The deficiencies represented 2.32% of ships inspected, meaning more than 97% had no recorded issues. IACS said the results nevertheless showed repeated weak points in systems meant to keep essential emergency services running after a loss of main power.

Quick-closing valves were the largest deficiency category at 22%, followed by control unit or circuit malfunctions at 16% and emergency diesel generator starting arrangement failures at 14%. Malfunctioning air circuit breakers and incorrect crew selection of starting switch modes each accounted for 12%. Loss of power to essential emergency services represented 10%, engine malfunctions 8%, and other issues 7%.

IACS said company and shipboard safety management systems often lacked detailed controlled blackout test procedures.
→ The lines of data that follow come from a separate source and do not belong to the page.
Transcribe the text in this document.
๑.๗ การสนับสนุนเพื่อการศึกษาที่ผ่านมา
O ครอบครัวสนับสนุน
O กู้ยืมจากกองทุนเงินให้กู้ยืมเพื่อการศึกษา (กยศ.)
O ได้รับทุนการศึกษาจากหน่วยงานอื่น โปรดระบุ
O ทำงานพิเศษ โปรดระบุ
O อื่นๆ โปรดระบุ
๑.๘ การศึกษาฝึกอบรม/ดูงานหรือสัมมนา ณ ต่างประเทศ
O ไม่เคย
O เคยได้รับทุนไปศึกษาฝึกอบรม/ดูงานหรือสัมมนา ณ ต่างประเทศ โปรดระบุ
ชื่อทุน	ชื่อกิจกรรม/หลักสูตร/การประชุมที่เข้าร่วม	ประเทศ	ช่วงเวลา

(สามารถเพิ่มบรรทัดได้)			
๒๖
The body called for closer scrutiny during ISM audits of whether emergency diesel generator tests prove the full functionality of the emergency power system. IACS Secretary General Robert Ashdown said the campaign produced robust and detailed data insights across the global fleet.

IACS is the membership association of ABS, Bureau Veritas, ClassNK, CCS, CR Classification, DNV, IRS, KR, Lloyd's Register, PRS and RINA. Its common rules and unified technical standards cover more than 90% of the world's cargo-carrying tonnage.


Key Takeaways:
1. The IACS 2025 Concentrated Inspection Campaign covered 36,723 ships; 853 (2.32%) had emergency power deficiencies.
2. The campaign followed Tokyo MoU concerns about SOLAS II-1 Regulations 42 and 43 compliance.
3. Top deficiency categories were quick-closing valves (22%), control unit/circuit malfunctions (16%) and emergency diesel generator starting failures (14%).
4. IACS found that many company safety management systems lacked detailed controlled blackout test procedures.
5. Secretary General Robert Ashdown called for closer ISM-audit scrutiny of emergency power system testing.